Perhaps the biggest limitation is not technical but stems from
licensing and patent issues. For example, the official release of Audacity does
not include VST support because the licensing of the VST SDK, the Audacity developers
feel, is "most unclear."
More Feedback, More Features
For future versions of Audacity, Mazzoni and his team have added support for
Audio Units (an effects plugin format for Mac OS X) and have started to
consider VST support. This will make a much larger library of plugin effects
available for Audacity. For the Linux version, the Audacity developers want to
improve LADSPA support as the LADSPA community adds support for native
GUIs.
Meyer himself is working on new additions to make audio production easier
for people working at radio stations. Many of those elements will be of benefit
to other users, too: support for multiple clips per track, a clipboard that can handle several clips, and enhanced undo functionality.

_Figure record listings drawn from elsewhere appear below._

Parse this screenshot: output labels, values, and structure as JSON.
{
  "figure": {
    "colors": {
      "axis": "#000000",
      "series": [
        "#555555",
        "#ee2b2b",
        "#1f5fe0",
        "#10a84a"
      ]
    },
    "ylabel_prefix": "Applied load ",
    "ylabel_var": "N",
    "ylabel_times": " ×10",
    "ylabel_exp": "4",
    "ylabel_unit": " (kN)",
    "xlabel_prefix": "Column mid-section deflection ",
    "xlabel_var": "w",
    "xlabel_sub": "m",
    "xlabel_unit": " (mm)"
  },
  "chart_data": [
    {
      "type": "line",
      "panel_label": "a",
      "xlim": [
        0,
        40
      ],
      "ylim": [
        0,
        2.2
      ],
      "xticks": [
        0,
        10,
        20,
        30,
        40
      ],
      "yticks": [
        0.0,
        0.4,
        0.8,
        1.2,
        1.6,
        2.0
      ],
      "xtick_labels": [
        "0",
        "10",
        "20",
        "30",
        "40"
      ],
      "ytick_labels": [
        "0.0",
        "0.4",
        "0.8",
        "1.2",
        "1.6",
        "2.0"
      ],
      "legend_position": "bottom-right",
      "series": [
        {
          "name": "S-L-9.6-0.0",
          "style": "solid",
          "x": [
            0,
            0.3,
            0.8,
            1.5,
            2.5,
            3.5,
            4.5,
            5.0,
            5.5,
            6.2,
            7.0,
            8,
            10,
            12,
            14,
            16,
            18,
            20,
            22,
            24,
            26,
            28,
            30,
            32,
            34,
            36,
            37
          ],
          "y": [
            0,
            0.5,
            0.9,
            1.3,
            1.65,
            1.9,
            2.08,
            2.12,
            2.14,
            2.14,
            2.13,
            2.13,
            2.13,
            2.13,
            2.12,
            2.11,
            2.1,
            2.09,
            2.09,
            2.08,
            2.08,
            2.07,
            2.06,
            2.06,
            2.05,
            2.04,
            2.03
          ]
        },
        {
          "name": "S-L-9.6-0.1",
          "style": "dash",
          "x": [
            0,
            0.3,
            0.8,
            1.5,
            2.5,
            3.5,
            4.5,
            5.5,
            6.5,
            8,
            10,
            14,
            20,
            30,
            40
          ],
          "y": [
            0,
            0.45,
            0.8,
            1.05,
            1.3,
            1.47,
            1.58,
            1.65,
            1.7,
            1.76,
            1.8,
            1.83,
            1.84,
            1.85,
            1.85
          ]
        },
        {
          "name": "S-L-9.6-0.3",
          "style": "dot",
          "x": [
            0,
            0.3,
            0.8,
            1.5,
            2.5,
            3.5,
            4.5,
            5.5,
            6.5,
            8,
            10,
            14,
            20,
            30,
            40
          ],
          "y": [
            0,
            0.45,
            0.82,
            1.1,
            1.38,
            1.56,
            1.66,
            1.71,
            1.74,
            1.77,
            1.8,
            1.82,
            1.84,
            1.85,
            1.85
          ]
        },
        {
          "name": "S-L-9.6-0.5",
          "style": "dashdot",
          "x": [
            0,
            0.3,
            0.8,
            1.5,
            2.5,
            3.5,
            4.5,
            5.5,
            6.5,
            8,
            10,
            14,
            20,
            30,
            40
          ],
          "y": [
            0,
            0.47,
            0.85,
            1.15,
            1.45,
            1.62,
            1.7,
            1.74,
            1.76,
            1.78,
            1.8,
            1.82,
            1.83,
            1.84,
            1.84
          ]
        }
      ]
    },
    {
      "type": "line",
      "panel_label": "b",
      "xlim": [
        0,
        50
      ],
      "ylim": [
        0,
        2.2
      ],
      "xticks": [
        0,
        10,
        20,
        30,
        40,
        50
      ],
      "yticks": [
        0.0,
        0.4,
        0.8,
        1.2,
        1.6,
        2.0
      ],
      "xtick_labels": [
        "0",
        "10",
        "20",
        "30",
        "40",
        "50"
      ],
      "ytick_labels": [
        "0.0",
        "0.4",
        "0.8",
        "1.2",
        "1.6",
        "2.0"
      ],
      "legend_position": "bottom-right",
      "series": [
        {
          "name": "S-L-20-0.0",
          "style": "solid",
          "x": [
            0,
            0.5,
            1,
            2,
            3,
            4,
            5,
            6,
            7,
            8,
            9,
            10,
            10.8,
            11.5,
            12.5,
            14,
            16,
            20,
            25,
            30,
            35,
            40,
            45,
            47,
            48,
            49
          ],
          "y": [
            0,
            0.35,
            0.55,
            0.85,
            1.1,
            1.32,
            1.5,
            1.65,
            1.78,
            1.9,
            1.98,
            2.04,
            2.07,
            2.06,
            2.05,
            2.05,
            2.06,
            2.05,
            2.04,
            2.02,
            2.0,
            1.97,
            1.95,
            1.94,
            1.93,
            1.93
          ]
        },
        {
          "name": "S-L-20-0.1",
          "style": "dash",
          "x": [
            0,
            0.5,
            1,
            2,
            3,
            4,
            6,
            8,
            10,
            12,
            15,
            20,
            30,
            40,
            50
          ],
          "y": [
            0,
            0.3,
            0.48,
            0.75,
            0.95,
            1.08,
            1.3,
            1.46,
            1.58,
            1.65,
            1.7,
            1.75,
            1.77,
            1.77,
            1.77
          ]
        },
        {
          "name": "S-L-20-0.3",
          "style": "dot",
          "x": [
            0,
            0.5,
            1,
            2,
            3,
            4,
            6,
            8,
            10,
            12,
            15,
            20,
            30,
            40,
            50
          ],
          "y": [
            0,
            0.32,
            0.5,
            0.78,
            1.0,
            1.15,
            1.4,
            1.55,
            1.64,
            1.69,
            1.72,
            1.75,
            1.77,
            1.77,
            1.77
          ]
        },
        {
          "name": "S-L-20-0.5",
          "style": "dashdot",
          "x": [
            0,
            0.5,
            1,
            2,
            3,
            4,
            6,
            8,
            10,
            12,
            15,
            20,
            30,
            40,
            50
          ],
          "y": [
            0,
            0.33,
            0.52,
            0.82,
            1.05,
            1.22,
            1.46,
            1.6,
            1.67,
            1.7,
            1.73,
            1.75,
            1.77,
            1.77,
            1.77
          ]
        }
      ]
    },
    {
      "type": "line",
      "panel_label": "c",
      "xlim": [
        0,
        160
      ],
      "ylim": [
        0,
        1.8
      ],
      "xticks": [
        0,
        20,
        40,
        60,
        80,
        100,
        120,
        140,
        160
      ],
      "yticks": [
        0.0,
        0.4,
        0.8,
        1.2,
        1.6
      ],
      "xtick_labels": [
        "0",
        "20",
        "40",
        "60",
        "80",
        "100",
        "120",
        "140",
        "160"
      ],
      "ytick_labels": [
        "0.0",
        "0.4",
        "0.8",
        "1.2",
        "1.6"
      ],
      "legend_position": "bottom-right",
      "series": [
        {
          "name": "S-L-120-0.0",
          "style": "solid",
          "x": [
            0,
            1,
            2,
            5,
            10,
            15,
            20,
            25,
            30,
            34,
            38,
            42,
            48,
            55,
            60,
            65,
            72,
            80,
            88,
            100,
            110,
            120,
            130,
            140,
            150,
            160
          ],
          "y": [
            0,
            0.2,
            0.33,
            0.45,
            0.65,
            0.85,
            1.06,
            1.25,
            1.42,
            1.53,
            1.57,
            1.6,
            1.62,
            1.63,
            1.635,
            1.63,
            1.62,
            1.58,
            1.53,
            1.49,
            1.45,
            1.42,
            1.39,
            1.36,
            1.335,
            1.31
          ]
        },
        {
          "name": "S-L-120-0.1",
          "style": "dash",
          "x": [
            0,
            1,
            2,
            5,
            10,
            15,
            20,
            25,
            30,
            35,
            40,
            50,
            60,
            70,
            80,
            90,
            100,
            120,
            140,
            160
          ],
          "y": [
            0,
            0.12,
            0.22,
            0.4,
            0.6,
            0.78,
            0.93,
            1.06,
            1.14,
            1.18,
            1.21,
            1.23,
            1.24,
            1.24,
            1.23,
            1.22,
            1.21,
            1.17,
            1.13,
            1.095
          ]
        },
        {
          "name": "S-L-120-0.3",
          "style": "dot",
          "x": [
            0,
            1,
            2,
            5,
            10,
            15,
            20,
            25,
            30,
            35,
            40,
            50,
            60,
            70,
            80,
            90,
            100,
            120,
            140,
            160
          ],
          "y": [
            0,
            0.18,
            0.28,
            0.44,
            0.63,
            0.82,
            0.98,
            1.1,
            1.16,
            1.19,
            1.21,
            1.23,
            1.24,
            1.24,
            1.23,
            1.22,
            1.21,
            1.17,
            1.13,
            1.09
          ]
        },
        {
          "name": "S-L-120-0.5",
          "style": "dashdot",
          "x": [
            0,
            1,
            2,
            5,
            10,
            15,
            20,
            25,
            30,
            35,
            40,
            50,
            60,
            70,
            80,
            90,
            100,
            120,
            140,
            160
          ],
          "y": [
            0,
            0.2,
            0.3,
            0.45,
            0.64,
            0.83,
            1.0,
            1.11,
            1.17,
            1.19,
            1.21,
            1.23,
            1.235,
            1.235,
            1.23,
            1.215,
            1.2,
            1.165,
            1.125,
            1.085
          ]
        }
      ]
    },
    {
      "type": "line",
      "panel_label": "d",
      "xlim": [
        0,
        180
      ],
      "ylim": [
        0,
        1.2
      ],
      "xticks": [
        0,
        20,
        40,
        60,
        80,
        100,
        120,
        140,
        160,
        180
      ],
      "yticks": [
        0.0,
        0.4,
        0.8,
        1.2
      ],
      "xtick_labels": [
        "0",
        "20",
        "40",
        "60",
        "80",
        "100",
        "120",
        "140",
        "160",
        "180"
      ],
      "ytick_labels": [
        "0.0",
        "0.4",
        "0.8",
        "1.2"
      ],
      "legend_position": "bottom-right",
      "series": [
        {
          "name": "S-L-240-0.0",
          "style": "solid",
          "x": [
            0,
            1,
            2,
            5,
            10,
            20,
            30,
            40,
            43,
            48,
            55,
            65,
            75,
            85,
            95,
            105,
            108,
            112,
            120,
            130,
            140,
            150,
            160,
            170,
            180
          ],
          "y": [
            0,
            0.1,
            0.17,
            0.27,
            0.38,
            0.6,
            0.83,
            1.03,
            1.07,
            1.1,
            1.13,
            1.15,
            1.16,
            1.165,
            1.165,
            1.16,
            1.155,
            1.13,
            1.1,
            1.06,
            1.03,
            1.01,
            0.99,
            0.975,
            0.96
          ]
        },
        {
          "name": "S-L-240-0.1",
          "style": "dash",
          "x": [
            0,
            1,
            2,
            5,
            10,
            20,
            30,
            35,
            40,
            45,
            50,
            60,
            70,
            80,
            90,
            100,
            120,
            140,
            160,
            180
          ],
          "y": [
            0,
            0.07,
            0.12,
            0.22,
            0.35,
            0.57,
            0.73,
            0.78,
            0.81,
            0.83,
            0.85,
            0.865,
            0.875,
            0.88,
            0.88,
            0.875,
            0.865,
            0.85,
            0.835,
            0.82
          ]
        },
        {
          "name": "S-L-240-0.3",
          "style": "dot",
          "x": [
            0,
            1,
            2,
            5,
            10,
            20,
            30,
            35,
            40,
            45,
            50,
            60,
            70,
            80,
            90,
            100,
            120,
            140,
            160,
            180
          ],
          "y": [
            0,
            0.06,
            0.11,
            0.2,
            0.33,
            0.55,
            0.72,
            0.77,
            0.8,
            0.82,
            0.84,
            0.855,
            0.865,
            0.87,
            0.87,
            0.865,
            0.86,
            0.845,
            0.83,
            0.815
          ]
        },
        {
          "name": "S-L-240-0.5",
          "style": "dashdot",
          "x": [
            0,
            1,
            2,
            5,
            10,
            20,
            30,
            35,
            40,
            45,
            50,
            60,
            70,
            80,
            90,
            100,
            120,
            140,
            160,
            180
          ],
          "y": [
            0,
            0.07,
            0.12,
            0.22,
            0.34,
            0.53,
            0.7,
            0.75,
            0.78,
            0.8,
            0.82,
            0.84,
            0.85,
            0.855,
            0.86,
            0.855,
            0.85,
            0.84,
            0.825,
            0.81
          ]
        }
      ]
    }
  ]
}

"Audacity may not do everything you need in an audio program yet, but if it
does just one thing better than any other tool, then why not keep it around
along with your other tools?" Mazzoni asks rhetorically. "Keep giving us
feedback, and maybe Audacity will eventually surpass these other tools."
Howard Wen
is a freelance writer who has contributed frequently to O'Reilly
Network and written for Salon.com, Playboy.com, and Wired, among others.